Is psychological disability in Sweden really stopping so many from working?
(Update from June 2013: This post is actually about the pathologising of human experience: how more and more people are being labelled as ‘disordered’ or ‘deficient’ by the psychiatric profession in Sweden and the expectation that individuals fit with certain norms of behaviour. Some bloggers have attempted to use my words as evidence that Sweden is suffering from collective mental breakdown due to a breakdown of gender expectations and norms. I am certainly NOT suggesting that. If anything, taking a more gender neutral approach in education and other social functions has contributed to greater personal freedom for Swedes. However there is an increasing requirement for individuals to be diagnosed with an illness or disability in order to access support. Read on for more…)
The Swedish newspaper Dagens Nyheter has run a story about the sharp increase in numbers of young people leaving work and put onto disability pensions (known as ‘activity support’ for those under 30 and ‘sickness benefits’ for those 30-64).
Fewer young people are returning to employment after being pensioned off work, a phenomenon that has been referred to as a ‘ticking time bomb’ in view of the fact that many may be destitute by the time they are 30.
Sweden is not alone here. There were increases in young people starting on disability support in other Scandinavian OECD countries between 1995 and 2007. In Finland the increase was 5 percent, in Denmark 10 percent but Sweden had a massive 80 percent increase! That’s almost 30,000 people under 30 in Sweden who are on a disability pension.
Psychiatric Disorders Becoming More Common in Sweden
So why the huge increase? Well 73% of those young people have been given medical psychiatric diagnoses such as autism, ADHD and Aspergers. Could it really be that Sweden had such a rise in psychiatric disorders and mental disabilities compared to our Nordic neighbours? Is it something in the water?
As a counsellor, therapist and coach, I am often asked about such diagnoses and the increases. I think people expect me to say something about teenage computer gaming culture or genetics or to applaud the ‘science’ responsible for discovering such a vast previously undiagnosed population.
But what I see happening in Sweden is that so-called ‘normal’ behaviour is becoming more defined. The goal posts for what is considered normal are being brought closer together.

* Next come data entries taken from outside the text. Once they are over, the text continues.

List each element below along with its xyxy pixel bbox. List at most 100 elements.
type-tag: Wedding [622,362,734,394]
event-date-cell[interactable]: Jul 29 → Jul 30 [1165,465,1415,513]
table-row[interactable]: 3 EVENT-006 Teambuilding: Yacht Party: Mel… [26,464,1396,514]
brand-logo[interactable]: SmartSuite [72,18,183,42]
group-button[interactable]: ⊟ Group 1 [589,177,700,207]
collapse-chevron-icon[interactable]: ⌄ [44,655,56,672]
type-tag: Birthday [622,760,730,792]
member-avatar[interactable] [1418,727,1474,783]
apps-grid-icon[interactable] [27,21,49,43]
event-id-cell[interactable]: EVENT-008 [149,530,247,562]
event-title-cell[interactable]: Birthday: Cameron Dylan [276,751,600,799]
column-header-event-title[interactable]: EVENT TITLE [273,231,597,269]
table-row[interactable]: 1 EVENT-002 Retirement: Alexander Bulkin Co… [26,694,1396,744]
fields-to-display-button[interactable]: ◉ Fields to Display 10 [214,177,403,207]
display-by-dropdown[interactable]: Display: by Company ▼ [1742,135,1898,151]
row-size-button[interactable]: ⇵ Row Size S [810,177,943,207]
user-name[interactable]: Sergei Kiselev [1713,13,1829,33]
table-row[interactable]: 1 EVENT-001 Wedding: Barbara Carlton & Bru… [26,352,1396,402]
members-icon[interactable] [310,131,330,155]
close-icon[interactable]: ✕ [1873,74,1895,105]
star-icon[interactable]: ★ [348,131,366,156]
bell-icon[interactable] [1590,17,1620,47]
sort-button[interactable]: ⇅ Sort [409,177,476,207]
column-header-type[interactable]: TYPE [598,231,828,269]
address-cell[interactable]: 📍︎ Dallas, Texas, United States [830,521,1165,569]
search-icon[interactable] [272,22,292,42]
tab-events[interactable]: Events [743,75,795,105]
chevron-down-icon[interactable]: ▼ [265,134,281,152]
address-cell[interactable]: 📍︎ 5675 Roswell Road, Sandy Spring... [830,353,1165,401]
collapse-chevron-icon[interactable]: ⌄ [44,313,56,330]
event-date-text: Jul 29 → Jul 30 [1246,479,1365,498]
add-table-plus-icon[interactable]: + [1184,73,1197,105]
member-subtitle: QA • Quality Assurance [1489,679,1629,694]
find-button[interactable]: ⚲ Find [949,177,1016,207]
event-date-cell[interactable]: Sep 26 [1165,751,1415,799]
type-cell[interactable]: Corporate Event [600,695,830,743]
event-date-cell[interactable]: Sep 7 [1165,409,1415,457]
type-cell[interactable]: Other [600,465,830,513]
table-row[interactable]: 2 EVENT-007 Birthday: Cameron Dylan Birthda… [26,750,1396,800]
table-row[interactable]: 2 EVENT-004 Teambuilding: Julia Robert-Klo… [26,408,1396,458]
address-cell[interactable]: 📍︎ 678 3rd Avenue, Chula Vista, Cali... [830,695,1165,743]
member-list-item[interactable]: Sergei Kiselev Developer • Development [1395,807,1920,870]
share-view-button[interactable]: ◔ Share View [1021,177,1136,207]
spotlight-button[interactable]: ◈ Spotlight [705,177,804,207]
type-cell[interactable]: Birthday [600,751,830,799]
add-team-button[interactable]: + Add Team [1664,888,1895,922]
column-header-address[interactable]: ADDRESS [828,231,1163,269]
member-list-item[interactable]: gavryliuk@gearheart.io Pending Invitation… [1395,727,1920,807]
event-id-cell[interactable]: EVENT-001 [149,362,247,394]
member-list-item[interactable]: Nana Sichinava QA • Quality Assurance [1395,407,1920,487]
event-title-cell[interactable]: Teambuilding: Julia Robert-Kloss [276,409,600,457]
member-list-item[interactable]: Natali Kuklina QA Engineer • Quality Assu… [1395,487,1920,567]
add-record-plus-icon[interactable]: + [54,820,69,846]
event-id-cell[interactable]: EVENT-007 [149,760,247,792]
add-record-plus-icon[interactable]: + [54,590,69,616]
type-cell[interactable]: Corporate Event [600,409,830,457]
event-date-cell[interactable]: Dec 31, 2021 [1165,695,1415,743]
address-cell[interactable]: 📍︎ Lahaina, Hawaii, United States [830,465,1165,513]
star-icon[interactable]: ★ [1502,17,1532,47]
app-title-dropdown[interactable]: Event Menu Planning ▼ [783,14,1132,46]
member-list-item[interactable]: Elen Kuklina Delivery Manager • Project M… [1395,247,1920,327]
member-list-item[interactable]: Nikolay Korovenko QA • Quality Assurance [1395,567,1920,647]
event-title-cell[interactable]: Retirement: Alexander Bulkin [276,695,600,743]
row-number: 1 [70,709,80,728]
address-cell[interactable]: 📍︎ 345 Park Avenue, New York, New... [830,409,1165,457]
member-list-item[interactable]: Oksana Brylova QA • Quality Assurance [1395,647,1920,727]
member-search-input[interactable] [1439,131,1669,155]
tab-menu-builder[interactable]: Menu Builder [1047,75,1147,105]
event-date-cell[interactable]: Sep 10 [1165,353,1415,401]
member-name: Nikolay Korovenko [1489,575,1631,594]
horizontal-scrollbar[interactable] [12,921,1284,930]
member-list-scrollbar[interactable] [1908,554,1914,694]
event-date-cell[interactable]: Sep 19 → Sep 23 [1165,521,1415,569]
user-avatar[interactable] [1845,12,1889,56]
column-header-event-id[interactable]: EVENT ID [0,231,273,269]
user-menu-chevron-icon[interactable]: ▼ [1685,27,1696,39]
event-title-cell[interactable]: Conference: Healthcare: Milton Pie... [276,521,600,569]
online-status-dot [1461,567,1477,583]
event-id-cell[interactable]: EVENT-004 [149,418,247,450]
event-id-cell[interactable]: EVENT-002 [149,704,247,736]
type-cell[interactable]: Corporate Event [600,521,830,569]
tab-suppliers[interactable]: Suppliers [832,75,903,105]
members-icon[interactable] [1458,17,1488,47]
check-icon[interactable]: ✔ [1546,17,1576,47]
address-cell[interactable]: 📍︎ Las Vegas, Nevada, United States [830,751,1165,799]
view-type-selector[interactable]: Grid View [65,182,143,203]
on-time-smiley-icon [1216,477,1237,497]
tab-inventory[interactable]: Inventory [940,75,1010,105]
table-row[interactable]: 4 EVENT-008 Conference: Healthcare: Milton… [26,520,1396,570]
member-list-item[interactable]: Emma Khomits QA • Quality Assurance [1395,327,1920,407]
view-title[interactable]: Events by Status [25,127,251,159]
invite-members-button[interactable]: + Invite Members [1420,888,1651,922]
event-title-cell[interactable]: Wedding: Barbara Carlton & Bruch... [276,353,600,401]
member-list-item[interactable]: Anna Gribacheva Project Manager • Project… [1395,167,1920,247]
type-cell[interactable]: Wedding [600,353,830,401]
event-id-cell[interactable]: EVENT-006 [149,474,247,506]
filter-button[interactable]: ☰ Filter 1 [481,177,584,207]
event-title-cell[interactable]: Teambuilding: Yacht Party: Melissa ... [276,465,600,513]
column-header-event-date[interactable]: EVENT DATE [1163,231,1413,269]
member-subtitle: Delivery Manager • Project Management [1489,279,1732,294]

The tolerance for non-conformity and extremes of mood and behaviour is reducing. It is becoming harder to be ‘lagom’!
In Sweden, psychiatric health has been constructed as a medical problem. Both anxiety and depression are treated primarily with medication. But drugs are also heavily prescribed for those whose attention, communication techniques or social skills fall outside what is measured to be the norm. And unfortunately, those norms are progressively less accommodating.
There’s no doubt that the pathologising of human experience is increasing in many countries. More people are being diagnosed as depressed, anxious, having a mental disability or disordered in some way. And this corresponds to increasing expectations that we fit prescribed ways of being and relating to each other. In workplaces and schools across Australia, the United Kingdom and America, more standards of performance are being established and procedures for selection are becoming more sophisticated.
Fortunately, not all mental health, psychotherapy or counselling practitioners favour responding to diversity with drugs or exclusion and many take a more norm-critical approach. Narrative therapy, Open Dialogue and other collaborative therapeutic practices are approaches which honour what people have to say about their own experience, rather than categorise us using medical terminology.
My hope is that eventually the doctors, psychiatrists, psychologists, therapists and others responsible for measuring, diagnosing and categorising people will see the limitation of these practices. I look forward to a new era when Swedish society ceases to be obsessed with locating its deficits and deficiencies but instead acknowledges the unique skills, competencies and abilities of all individuals. A time when the expertise we bring to life’s challenges is respected and valued by the health professionals we consult and diversity is appreciated rather than shunned. Perhaps then we will see more young people participating in the workforce in Sweden.